Input & Output Layers

Reading & Bridge

The Reading and Bridge classes handle different types of input and output processing. The Reading class is used for text input embedding, while the Bridge class can be used for intermediary processing or as an output layer.

class Reading(nn.Module):
    def __init__(self, n_embed_size, n_vocab_size, n_pos_size):
        super(Reading, self).__init__()
        self.wte = nn.Embedding(self.n_vocab_size, self.n_embed_size)
        self.wpe = nn.Embedding(self.n_pos_size, self.n_embed_size)
        self.fc_out = nn.Linear(self.n_embed_size, self.n_embed_size)
        self.ln = nn.LayerNorm(self.n_embed_size)
        self.act = nn.SiLU()

    def forward(self, input_ids):
        position_ids = torch.arange(0, input_ids.shape[-1], dtype=torch.long, device=input_ids.device)
        inputs_embeds = self.wte(input_ids)
        position_embeds = self.wpe(position_ids.unsqueeze(0))
        hidden_states = inputs_embeds + position_embeds
        hidden_states = self.fc_out(hidden_states)
        hidden_states = self.ln(hidden_states)
        hidden_states = self.act(hidden_states)
        return hidden_states

CausalLM & SequenceClassifier

These classes define the final output processing, whether it's for language modeling or sequence classification.

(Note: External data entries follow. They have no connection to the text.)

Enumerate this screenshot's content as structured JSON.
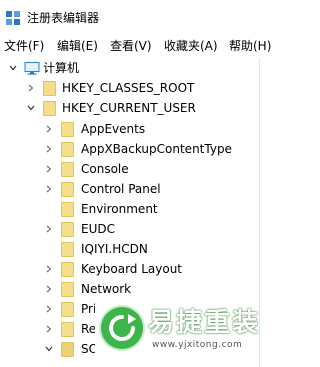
{
  "window": {
    "title": "注册表编辑器",
    "icon": "registry-editor-icon"
  },
  "menu": {
    "file": "文件(F)",
    "edit": "编辑(E)",
    "view": "查看(V)",
    "favorites": "收藏夹(A)",
    "help": "帮助(H)"
  },
  "tree": {
    "root_label": "计算机",
    "classes_root": "HKEY_CLASSES_ROOT",
    "current_user": "HKEY_CURRENT_USER",
    "children": [
      "AppEvents",
      "AppXBackupContentType",
      "Console",
      "Control Panel",
      "Environment",
      "EUDC",
      "IQIYI.HCDN",
      "Keyboard Layout",
      "Network",
      "Printers",
      "Remote",
      "SOFTWARE"
    ]
  },
  "watermark": {
    "brand": "易捷重装",
    "url": "www.yjxitong.com"
  },
  "colors": {
    "folder_fill": "#f6dd87",
    "watermark_green": "#3db54a"
  }
}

class CausalLM(nn.Module):
    def __init__(self, n_dim, n_vocab_size):
        super(CausalLM, self).__init__()
        self.lm_head = nn.Linear(self.n_dim, self.n_vocab_size)

    def forward(self, x):
        return self.lm_head(x)

class SequenceClassifier(nn.Module):
    def __init__(self, n_dim, n_outputs):
        super(SequenceClassifier, self).__init__()
        self.fc_out = nn.Linear(self.n_dim, self.n_outputs)

    def forward(self, x):
        x = torch.mean(x, dim=1)
        x = self.fc_out(x)
        x = torch.softmax(x, dim=-1) if self.n_outputs > 1 else torch.sigmoid(x)
        return x

Conclusion

Genesis represents a step forward in neural network architecture by drawing inspiration from the human brain. Its modular design, configurability, and biologically plausible computations make it a promising approach for various AI tasks. Developing this model has been a fascinating journey, combining theoretical research with practical implementation challenges. I look forward to further optimizing and expanding its capabilities.

This project is open-source, and I welcome collaboration from anyone interested in exploring the intersections of artificial and biological intelligence. Let's push the boundaries of what's possible together!